Wednesday 29 May 2019
This upcoming PLDI paper is cool. One thing I like about it is that it does a detailed comparison against rr, and a fair comparison too. The problem of reproducing race bugs using randomized scheduling in a record-and-replay setting is important, and the paper has interesting quantitative results.
It's unfortunate that the paper doesn't mention rr's chaos mode, which is our attempt to tackle roughly the same problem. It would be very interesting to compare chaos mode to the approach in this paper on the same or similar benchmarks.
I'm quite surprised that the PLDI reviewers accepted this paper. I don't mean that the paper is poor, because I think it's actually quite good. We submitted papers about rr to several conferences including PLDI (until USENIX ATC accepted it), and we consistently got quite strong negative review comments that it wasn't clear enough which programs rr would record and replay successfully, and what properties of the execution were guaranteed to be preserved during the replay. We described many steps we had to take to get applications to record efficiently in rr in practice, and many reviewers seemed to perceive rr as just a collection of hacks and thus not publishable. Yet it seems to me this "sparse replay" approach is considerably more vague than rr about what it can handle and what gets preserved during replay. I do not see any principled reason why the critical reviewers of our rr paper would not have criticised this paper even harder. I wonder what led to a different outcome.

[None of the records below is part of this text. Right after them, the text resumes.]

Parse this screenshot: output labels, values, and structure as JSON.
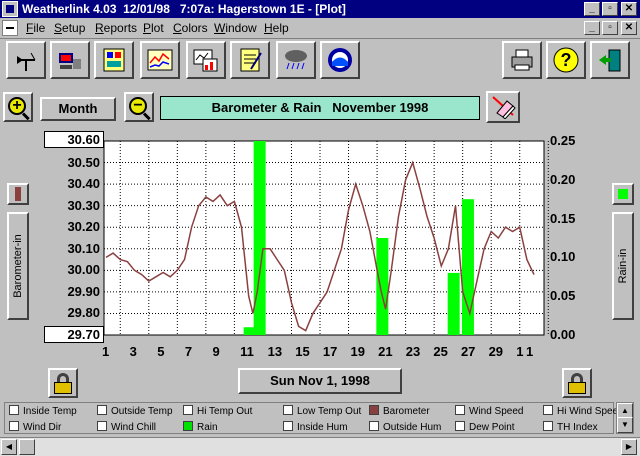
{
  "window": {
    "title": "Weatherlink 4.03  12/01/98   7:07a: Hagerstown 1E - [Plot]",
    "buttons": {
      "minimize": "_",
      "restore": "▫",
      "close": "✕"
    },
    "child_buttons": {
      "minimize": "_",
      "restore": "▫",
      "close": "✕"
    }
  },
  "menu": [
    "File",
    "Setup",
    "Reports",
    "Plot",
    "Colors",
    "Window",
    "Help"
  ],
  "toolbar": {
    "icons": [
      "wind-vane-icon",
      "station-computer-icon",
      "weather-center-icon",
      "graph-plot-icon",
      "summary-chart-icon",
      "notepad-icon",
      "rain-cloud-icon",
      "noaa-icon"
    ],
    "right_icons": [
      "printer-icon",
      "help-icon",
      "exit-door-icon"
    ]
  },
  "controls": {
    "zoom_in": "+",
    "zoom_out": "−",
    "span": "Month",
    "date": "Sun Nov 1, 1998"
  },
  "side": {
    "left_label": "Barometer-in",
    "right_label": "Rain-in",
    "left_swatch": "#8b4040",
    "right_swatch": "#00ff00"
  },
  "legend": {
    "items": [
      {
        "label": "Inside Temp",
        "color": "#ffffff"
      },
      {
        "label": "Outside Temp",
        "color": "#ffffff"
      },
      {
        "label": "Hi Temp Out",
        "color": "#ffffff"
      },
      {
        "label": "Low Temp Out",
        "color": "#ffffff"
      },
      {
        "label": "Barometer",
        "color": "#8b4040"
      },
      {
        "label": "Wind Speed",
        "color": "#ffffff"
      },
      {
        "label": "Hi Wind Speed",
        "color": "#ffffff"
      },
      {
        "label": "Wind Dir",
        "color": "#ffffff"
      },
      {
        "label": "Wind Chill",
        "color": "#ffffff"
      },
      {
        "label": "Rain",
        "color": "#00e000"
      },
      {
        "label": "Inside Hum",
        "color": "#ffffff"
      },
      {
        "label": "Outside Hum",
        "color": "#ffffff"
      },
      {
        "label": "Dew Point",
        "color": "#ffffff"
      },
      {
        "label": "TH Index",
        "color": "#ffffff"
      }
    ]
  },
  "chart_data": {
    "type": "line",
    "title": "Barometer & Rain   November 1998",
    "grid": true,
    "x_ticks": [
      "1",
      "3",
      "5",
      "7",
      "9",
      "11",
      "13",
      "15",
      "17",
      "19",
      "21",
      "23",
      "25",
      "27",
      "29",
      "1",
      "1"
    ],
    "left_axis": {
      "label": "Barometer-in",
      "top_label": "30.60",
      "bottom_label": "29.70",
      "ticks": [
        "30.50",
        "30.40",
        "30.30",
        "30.20",
        "30.10",
        "30.00",
        "29.90",
        "29.80"
      ],
      "ylim": [
        29.7,
        30.6
      ]
    },
    "right_axis": {
      "label": "Rain-in",
      "ticks": [
        "0.25",
        "0.20",
        "0.15",
        "0.10",
        "0.05",
        "0.00"
      ],
      "ylim": [
        0,
        0.25
      ]
    },
    "series": [
      {
        "name": "Barometer",
        "kind": "line",
        "color": "#8b4040",
        "x": [
          1,
          1.5,
          2,
          2.5,
          3,
          3.5,
          4,
          4.5,
          5,
          5.5,
          6,
          6.5,
          7,
          7.5,
          8,
          8.5,
          9,
          9.5,
          10,
          10.5,
          11,
          11.3,
          11.6,
          12,
          12.5,
          13,
          13.5,
          14,
          14.5,
          15,
          15.5,
          16,
          16.5,
          17,
          17.5,
          18,
          18.5,
          19,
          19.5,
          20,
          20.3,
          20.6,
          21,
          21.5,
          22,
          22.5,
          23,
          23.5,
          24,
          24.5,
          25,
          25.5,
          26,
          26.5,
          27,
          27.5,
          28,
          28.5,
          29,
          29.5,
          30,
          30.5,
          31
        ],
        "values": [
          30.06,
          30.08,
          30.05,
          30.04,
          30.0,
          29.98,
          29.95,
          29.97,
          29.99,
          29.97,
          30.0,
          30.05,
          30.2,
          30.3,
          30.34,
          30.32,
          30.35,
          30.3,
          30.32,
          30.2,
          29.88,
          29.8,
          29.9,
          30.1,
          30.1,
          30.05,
          30.0,
          29.85,
          29.74,
          29.72,
          29.8,
          29.85,
          29.9,
          30.0,
          30.1,
          30.28,
          30.4,
          30.3,
          30.18,
          30.0,
          29.9,
          29.82,
          30.0,
          30.25,
          30.42,
          30.5,
          30.38,
          30.25,
          30.15,
          30.02,
          30.1,
          30.3,
          29.9,
          29.8,
          29.95,
          30.1,
          30.18,
          30.15,
          30.2,
          30.18,
          30.2,
          30.05,
          29.98
        ]
      },
      {
        "name": "Rain",
        "kind": "bar",
        "color": "#00ff00",
        "x": [
          11,
          11.7,
          20.3,
          25.3,
          26.3
        ],
        "values": [
          0.01,
          0.25,
          0.125,
          0.08,
          0.175
        ]
      }
    ]
  }
}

Perhaps making the idea of "sparse replay" (i.e., record only some subset of behaviour that's necessary and sufficient for a particular application) a focus of the paper effectively lampshaded the problem, or just sufficiently reduced expectations by not claiming to be a general-purpose tool.
I also suspect it's partly just "luck of the draw" in reviewer assignment. It is an unfortunate fact that paper review outcomes can be pretty random. As both a submitter and reviewer, I've seen that scores from different reviewers often differ wildly — it's not uncommon for a paper to get both A and D reviews on an A-to-D scale. When a paper gets both A and D, it typically gets a lot more scrutiny from the review committee to reach a decision, but one should also expect that there are many (un)lucky papers that just happen to avoid a D reviewer or fail to connect with an A reviewer. Given how important publications are to many people (fortunately, not to me), it's not a great system. Though, like democracy, maybe it's better than the others.